Читаем Москва при Романовых. К 400-летию царской династии Романовых полностью

Тем не менее Александр не оценил выдумку графа, вопрос о Верещагине был рассмотрен в Комитете министров, вынесшем 6 июля следующее решение: «Суд над Верещагиным. кончить во всех местах без очереди и, не приводя окончательного решения в исполнение, представили б оное к министру юстиции для доклада Его Императорскому Величеству. Верещагина же содержать между тем под наикрепчайшим присмотром»[135].

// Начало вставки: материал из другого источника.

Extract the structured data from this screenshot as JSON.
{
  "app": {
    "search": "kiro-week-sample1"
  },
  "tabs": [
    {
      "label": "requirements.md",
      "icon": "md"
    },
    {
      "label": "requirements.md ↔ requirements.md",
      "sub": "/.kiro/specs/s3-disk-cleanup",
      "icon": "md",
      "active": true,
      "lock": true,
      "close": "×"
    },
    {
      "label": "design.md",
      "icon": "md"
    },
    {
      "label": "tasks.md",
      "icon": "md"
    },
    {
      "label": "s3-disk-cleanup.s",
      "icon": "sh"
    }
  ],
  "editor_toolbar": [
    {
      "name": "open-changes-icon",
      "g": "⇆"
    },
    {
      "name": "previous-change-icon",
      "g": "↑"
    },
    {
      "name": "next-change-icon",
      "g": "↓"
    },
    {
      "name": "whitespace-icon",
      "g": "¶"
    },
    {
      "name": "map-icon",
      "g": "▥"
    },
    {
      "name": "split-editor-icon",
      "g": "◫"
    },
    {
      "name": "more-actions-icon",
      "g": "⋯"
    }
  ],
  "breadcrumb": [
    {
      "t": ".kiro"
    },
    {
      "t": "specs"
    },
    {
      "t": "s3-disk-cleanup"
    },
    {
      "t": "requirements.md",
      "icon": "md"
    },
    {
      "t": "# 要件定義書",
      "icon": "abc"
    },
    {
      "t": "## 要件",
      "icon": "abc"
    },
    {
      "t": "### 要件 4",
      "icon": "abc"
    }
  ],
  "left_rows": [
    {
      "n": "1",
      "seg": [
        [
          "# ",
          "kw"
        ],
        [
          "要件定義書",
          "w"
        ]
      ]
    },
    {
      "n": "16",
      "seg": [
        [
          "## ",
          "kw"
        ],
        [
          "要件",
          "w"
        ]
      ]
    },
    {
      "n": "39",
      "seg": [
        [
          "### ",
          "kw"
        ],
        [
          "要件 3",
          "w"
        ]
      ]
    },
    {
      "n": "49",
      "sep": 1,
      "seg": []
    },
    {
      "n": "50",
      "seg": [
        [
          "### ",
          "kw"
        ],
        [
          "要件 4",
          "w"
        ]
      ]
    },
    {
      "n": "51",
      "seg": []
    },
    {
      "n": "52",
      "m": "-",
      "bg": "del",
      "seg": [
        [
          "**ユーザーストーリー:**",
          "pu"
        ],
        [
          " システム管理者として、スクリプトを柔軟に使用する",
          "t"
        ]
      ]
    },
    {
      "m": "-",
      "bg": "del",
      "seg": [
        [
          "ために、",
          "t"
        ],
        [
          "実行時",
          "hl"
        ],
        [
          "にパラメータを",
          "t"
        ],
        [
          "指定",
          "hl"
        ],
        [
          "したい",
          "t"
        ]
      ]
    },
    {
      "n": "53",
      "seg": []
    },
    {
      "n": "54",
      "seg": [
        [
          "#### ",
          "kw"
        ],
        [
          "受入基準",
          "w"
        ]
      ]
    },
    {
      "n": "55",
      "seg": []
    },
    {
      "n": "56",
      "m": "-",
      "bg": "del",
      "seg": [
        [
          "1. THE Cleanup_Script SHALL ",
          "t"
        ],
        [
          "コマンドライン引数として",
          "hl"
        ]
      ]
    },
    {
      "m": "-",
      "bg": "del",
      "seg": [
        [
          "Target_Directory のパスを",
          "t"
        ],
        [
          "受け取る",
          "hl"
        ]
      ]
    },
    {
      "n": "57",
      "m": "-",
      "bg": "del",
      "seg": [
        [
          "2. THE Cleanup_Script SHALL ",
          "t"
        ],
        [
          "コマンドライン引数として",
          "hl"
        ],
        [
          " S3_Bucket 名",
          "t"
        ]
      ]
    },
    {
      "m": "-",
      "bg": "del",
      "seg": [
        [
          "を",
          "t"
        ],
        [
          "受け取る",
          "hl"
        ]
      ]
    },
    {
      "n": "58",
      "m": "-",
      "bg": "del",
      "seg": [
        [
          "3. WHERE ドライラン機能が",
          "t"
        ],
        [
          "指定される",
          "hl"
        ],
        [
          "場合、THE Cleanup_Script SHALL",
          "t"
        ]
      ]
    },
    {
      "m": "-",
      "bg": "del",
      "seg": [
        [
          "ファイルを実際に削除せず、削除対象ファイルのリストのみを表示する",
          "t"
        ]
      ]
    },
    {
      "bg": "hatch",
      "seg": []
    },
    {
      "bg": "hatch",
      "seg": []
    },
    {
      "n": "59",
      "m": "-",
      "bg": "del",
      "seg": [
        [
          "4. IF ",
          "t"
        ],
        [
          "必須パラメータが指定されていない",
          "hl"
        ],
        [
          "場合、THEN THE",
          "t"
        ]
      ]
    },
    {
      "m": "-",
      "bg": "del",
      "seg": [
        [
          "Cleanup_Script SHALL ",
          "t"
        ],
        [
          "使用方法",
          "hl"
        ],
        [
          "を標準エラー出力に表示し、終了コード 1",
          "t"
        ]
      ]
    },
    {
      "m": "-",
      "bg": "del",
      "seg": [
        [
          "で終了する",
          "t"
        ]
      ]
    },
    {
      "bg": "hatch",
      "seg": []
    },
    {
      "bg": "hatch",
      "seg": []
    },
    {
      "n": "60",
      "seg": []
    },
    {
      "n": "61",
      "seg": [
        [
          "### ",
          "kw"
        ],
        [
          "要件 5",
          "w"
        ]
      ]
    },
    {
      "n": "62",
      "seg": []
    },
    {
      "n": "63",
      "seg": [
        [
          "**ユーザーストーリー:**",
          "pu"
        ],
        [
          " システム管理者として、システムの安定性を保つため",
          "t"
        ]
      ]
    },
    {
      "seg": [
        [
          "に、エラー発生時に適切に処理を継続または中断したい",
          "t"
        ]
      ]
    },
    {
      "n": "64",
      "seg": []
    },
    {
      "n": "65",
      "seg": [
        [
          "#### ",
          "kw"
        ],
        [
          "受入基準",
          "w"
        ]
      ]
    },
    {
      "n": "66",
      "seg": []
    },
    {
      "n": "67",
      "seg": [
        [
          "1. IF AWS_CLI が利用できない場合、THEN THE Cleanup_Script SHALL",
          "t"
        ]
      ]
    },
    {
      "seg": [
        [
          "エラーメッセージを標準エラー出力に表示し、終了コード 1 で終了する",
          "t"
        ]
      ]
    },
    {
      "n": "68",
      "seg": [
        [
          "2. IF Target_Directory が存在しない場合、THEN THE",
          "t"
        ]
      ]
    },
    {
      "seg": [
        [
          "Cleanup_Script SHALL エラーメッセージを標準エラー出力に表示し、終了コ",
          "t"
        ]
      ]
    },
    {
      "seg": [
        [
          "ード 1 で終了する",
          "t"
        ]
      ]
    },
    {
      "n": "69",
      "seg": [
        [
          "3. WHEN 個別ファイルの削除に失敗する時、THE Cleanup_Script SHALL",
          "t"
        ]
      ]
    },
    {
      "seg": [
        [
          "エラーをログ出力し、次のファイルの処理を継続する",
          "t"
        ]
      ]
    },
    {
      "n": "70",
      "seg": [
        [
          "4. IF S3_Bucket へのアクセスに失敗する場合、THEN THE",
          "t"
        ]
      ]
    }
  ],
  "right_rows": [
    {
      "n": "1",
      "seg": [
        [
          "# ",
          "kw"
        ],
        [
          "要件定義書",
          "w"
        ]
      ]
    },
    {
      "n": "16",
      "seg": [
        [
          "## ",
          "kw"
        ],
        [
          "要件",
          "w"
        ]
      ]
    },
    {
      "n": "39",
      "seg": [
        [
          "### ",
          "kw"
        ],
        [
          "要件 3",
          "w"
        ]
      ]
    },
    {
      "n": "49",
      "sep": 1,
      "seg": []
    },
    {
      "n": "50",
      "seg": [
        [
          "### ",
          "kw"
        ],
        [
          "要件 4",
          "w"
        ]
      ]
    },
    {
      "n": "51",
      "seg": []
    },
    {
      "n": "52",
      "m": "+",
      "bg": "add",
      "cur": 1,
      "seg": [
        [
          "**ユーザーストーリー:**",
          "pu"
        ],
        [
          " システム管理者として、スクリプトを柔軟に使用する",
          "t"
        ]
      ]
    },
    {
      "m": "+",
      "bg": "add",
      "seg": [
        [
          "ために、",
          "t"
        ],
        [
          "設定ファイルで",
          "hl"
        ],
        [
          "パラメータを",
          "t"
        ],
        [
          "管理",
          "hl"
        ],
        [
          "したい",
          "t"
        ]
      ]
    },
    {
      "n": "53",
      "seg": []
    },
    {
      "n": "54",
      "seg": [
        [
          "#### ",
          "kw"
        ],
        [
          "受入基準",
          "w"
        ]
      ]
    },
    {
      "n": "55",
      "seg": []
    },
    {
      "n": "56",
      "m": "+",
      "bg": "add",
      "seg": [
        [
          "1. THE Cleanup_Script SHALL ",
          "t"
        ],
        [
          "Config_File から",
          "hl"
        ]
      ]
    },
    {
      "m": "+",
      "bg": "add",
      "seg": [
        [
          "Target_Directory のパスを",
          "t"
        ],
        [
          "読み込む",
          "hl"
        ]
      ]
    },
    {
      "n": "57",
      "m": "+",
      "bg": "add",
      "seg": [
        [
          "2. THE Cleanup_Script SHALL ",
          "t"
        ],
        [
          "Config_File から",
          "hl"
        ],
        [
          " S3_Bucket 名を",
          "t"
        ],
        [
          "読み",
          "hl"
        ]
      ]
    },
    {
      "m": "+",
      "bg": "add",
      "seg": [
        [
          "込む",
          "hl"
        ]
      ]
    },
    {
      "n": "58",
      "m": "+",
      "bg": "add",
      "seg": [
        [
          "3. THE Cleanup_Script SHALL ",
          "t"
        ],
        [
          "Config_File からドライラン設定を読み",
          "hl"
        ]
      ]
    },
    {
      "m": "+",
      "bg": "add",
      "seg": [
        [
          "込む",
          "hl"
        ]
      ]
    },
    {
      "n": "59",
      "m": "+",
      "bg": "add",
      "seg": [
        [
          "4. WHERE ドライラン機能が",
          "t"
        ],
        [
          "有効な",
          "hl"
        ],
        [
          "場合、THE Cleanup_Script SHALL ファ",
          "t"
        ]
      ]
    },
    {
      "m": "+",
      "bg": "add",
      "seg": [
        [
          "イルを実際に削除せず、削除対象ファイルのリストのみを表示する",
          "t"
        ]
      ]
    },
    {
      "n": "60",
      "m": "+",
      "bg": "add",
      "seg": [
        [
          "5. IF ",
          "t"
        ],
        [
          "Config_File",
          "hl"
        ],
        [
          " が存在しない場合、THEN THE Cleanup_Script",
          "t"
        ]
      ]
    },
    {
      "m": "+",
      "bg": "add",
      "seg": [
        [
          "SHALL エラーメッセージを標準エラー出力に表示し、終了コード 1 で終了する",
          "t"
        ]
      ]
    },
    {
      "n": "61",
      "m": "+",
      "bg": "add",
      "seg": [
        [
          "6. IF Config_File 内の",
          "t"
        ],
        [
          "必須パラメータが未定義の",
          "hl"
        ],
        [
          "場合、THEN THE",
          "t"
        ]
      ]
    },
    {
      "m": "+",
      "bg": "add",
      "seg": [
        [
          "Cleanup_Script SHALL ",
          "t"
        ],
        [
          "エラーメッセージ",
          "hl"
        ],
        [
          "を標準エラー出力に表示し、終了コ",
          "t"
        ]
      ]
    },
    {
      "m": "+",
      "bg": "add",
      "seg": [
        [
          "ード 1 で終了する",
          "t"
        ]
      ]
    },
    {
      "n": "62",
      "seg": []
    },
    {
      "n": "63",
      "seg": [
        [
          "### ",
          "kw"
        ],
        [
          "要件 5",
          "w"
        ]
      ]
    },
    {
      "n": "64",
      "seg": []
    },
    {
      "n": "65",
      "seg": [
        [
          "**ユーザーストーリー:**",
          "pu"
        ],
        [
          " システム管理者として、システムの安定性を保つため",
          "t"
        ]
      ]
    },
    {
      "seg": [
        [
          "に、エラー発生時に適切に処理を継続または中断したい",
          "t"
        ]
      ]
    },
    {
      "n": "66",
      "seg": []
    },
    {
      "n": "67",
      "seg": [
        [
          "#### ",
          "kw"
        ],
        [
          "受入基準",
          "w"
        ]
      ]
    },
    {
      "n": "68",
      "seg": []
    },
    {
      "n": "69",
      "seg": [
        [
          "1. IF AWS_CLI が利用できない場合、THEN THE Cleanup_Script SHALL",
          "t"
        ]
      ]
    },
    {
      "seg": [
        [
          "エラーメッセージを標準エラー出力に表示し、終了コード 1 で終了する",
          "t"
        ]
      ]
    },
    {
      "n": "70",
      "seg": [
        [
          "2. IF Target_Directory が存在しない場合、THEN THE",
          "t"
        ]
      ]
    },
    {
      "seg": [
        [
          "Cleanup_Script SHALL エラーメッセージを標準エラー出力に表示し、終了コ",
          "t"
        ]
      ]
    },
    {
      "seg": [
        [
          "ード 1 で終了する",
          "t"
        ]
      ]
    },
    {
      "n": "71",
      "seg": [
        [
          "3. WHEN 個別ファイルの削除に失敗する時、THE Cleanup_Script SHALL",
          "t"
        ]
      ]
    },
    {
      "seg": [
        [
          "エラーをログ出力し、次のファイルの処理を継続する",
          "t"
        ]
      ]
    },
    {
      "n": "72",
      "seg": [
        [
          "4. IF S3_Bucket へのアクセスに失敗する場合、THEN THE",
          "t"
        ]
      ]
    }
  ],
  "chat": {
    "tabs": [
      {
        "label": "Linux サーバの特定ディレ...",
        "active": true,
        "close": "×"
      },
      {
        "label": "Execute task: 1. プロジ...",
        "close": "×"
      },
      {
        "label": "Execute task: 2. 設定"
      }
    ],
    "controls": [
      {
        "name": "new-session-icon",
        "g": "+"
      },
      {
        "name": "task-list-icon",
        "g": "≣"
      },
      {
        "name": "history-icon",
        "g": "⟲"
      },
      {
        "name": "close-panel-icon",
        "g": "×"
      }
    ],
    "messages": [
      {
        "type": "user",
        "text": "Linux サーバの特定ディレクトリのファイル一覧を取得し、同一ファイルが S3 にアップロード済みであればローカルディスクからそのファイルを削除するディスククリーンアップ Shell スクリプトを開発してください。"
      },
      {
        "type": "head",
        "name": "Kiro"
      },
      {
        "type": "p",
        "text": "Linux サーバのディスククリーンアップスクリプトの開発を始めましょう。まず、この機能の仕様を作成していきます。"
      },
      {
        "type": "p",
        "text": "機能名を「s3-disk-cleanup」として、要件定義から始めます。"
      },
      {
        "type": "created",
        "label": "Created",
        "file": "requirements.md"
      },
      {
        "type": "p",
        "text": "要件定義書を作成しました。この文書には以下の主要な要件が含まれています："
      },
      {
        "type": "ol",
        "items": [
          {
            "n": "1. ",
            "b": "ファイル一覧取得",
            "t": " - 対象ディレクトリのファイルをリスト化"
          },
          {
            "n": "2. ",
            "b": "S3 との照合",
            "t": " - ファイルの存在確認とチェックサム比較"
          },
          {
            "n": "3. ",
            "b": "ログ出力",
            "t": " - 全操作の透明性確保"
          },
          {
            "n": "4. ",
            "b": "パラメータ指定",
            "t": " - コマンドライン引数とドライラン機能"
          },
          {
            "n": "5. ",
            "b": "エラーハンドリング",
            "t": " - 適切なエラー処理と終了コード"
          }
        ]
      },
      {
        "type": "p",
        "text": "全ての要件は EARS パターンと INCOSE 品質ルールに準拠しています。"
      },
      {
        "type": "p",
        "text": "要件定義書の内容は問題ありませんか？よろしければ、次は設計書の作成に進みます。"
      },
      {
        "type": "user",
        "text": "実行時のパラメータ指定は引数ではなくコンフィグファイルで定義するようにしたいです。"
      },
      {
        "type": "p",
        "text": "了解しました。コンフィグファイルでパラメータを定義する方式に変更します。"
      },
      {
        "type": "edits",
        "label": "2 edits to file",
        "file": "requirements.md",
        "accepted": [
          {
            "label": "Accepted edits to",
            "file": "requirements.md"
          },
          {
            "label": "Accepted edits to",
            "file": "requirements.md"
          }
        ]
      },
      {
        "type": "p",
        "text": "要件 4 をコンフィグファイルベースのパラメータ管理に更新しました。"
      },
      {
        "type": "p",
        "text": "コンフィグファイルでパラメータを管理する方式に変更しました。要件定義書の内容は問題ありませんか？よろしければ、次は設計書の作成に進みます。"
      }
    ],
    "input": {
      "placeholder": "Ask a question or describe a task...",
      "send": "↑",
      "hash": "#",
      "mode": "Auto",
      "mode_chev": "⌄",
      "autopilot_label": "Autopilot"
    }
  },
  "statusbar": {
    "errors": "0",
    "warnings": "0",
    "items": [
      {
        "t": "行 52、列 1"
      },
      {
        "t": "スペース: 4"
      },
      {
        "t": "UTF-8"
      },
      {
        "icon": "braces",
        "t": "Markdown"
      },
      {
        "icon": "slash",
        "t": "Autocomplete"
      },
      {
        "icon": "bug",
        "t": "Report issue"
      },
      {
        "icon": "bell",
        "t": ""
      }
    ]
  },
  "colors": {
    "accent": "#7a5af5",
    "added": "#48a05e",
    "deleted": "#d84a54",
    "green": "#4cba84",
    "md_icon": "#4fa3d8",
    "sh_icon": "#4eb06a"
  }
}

В Петербурге не отнеслись к делу Верещагина с той серьезностью, с какой смотрел на него Ростопчин, приложивший максимальные усилия к ужесточению возможного наказания. Недаром уже после приговора Верещагину он будет писать в Сенат, что «находит преступление Верещагина самоважное и в том случае, если бы он единственно перевел Прокламацию и речь Наполеона; но как он есть сочинитель сей дерзкой бумаги, и писал ее именем врага России… то его следовало наказать кнутом и сослать в Нерчинск в работу»[136].

В итоге Верещагина приговорили к каторге в Нерчинске. Но 2 сентября 1812 года его постигла куда более трагическая участь. Ни в какой Нерчинск купеческого сына не повезли, держа до времени в Московской тюрьме. В тот день он был растерзан возбужденной толпой у дома Ростопчина на Лубянке.

Впоследствии действия Ростопчина были осуждены самим Александром I, которому лично пришлось извиняться перед отцом Верещагина (в 1816 году, во время своего визита в Первопрестольную, государь, стремясь загладить вину перед купцом, одарил его 20 000 рублями и бриллиантовым перстнем). Дело Верещагина было закрыто в 1816 году. Бывшего почт-директора Ключарева же возвратили из ссылки довольно скоро, вернув ему жалование, а в 1816 году он был «Высочайшим Его Императорского Величества указом Правительствующему Сенату, в вознаграждение за потерпенное удаление от должности, произведенное по обстоятельствам 1812 г. тогдашним московским местным начальством, Всемилостивейше пожалован в тайные советники и облечен званием сенатора»[137].

Иллюминация на Соборной площади в Кремле по случаю коронации Александра I. Худ. Ф. Я. Алексеев. 1801 г.

Наполеон: «Брату моему императору Александру…»

Эвакуация ценностей и имущества из Москвы была проведена отнюдь не на самом высоком уровне. Неудачной была и попытка вывезти по обмелевшей Москве-реке имущество и боеприпасы, назначенная буквально на последний день – 31 августа. 23 груженые барки сели на мель близ села Коломенского. Большая часть сопровождающих их чиновников и рабочих разбежалась. В результате непринятия своевременных мер по спасению казенного имущества лишь 3 барки доплыли до пункта назначения, 13 было сожжено, а 7 достались французам.

Часть боеприпасов все же удалось посуху вывести в Нижний Новгород и Муром. То же, что не удалось затопить, Ростопчин распорядился раздать оставшемуся в Москве населению. Но ружей в арсенале оставалось еще много – более 30 тысяч, а об оставшихся огромных запасах холодного оружия и говорить не приходится. Остались в Москве и огромные запасы продовольствия.

Несмотря на явные просчеты и дезорганизованность эвакуации, Ростопчин положительно оценил ее ход: «Поспешное отступление армии, приближение неприятеля и множество прибывающих раненых, коими наполнились улицы, произвели ужас. Видя сам, что участь Москвы зависит от сражения, я решился содействовать отъезду малого числа оставшихся жителей. Головой ручаюсь, что Бонапарт найдет Москву столь же опустелой, как Смоленск. Все вывезено: комиссариат, арсенал»[138].

Позднее граф уточнил: «Тысяча шестьсот починенных ружей в Арсенале были отданы Московскому ополчению; что же касается до пушек, то их было девяносто четыре шестифунтового калибра с лафетами и пороховыми ящиками. Они были отправлены в Нижний Новгород до входа неприятеля в Москву, который нашел в Арсенале только шесть разорванных пушек без лафетов и две огромнейшие гаубицы»[139].

А неприятель, между прочим, нашел в Арсенале немало оружия, да к тому же еще и нового: «Часть оружия была взята нами из арсенала в Кремле; оттуда же были взяты ружья с трутом вместо кремней, трут кладут всегда, когда ружья новы и стоят в козлах»[140].

Тем не менее об успехе эвакуации докладывал Александру и Кутузов: «Все сокровища, Арсенал и почти все имущества, как казенные, так и частные, вывезены, и ни один житель в ней не остался» [141].

И действительно, вывезено оказалось далеко не все, что и стало известно в результате специального расследования: 20 сентября 1812 года Александр потребовал провести проверку того, как была организована и проведена эвакуация.